築城年代は定かではないが戒能氏(かいのう)によって築かれたと云われれる。
天文年間(1532年~1555年)大除城主大野紀伊守利直は剣山城主黒河通俊とともに戒能氏の小手ヶ滝城を攻めた。水之手を切られた戒能伊賀守通運は小手ヶ滝城を捨てて大熊城に籠城した。大野氏は大熊城を包囲して攻め立てたが落城せず、やむなく退却したが、戒能氏はこれを追撃し、黒河通俊を自刃に追い込んだという。
その後、再び大野氏と黒河氏が戒能氏を攻めたが、荏原城主平岡房実や岩伽羅城主和田通興の加勢を得てこれを撃退した。
通運の子戒能通森は河野氏の重臣としても活躍、天正13年(1585年)豊臣秀吉による四国征伐で小早川隆景の軍勢が伊予に侵攻したさいには河野通直に降伏することを勧めた。降伏後は通直とともに芸州竹原に渡ったが、通直の没後に大熊に帰り仏門に入った。通森の嫡男は毛利に仕えようと芸州へ渡ったが不慮の死を遂げ、二男は帰農して後に庄屋となったという。
大熊城は標高856.2mの大熊山に築かれており、山頂には小さな大熊大権現の社が祀られている。西の川からだと比高約600m、奥惣田の集落からでも比高400mに近い高所に築かれている。
大熊城は地元で一の森と呼ばれる最高所とその西にある二の森と呼ばれる峰に遺構がある。

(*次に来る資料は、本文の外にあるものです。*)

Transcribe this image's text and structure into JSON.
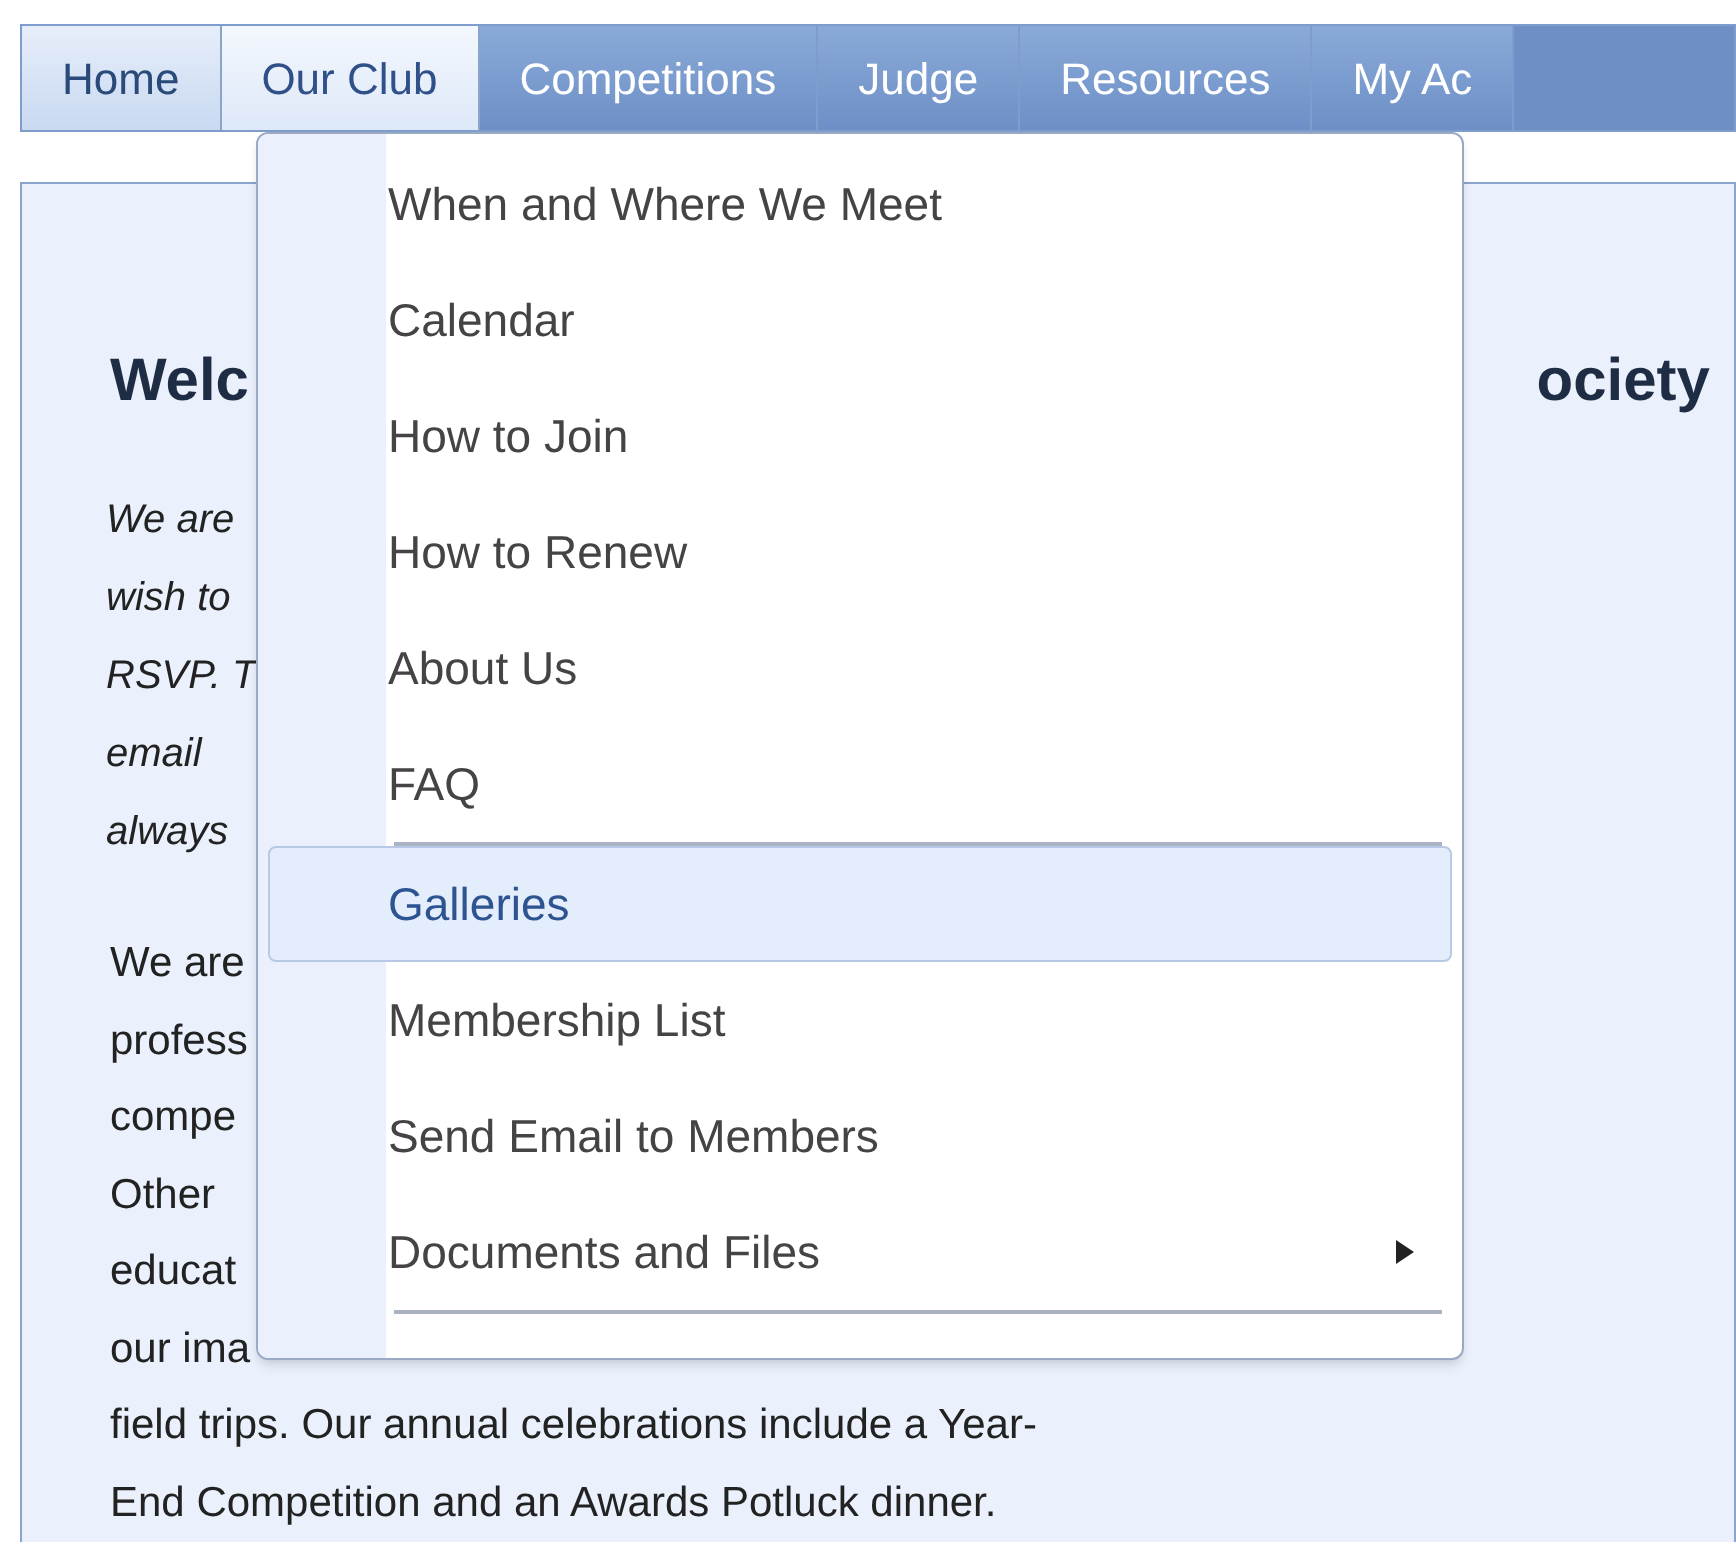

主郭は山頂にあって小さく三段に分かれている。周囲は急峻な地形で西下に四段からなる二郭がある。
主郭の東背後は岩盤の上に小さな堀切1があり、南側には堀切2がある。堀切2の竪堀から東の尾根部分にかけて短い畝状竪堀群3が確認できる。
二の森と呼ばれ曲輪IIIは山頂部を削平し西端に石を伴う虎口らしき開口部がほあるが、遺構かどうかは判然としない。ここから少し下ったところに堀切4があり、南北両側に長く竪堀として伸び遮断している。
庄屋元から奥惣田に続く舗装路を進んで行き、奥惣田集落が見えてきた辺りで、左上に登って行く細い道がある。ここに熊山登山道の道標があるが、いまは倒れている。ここから尾根上まで登り、尾根道を進めば主郭に達する。
駐車場はないが、離合などにじゃまにならないスペースを探して駐める事ができる。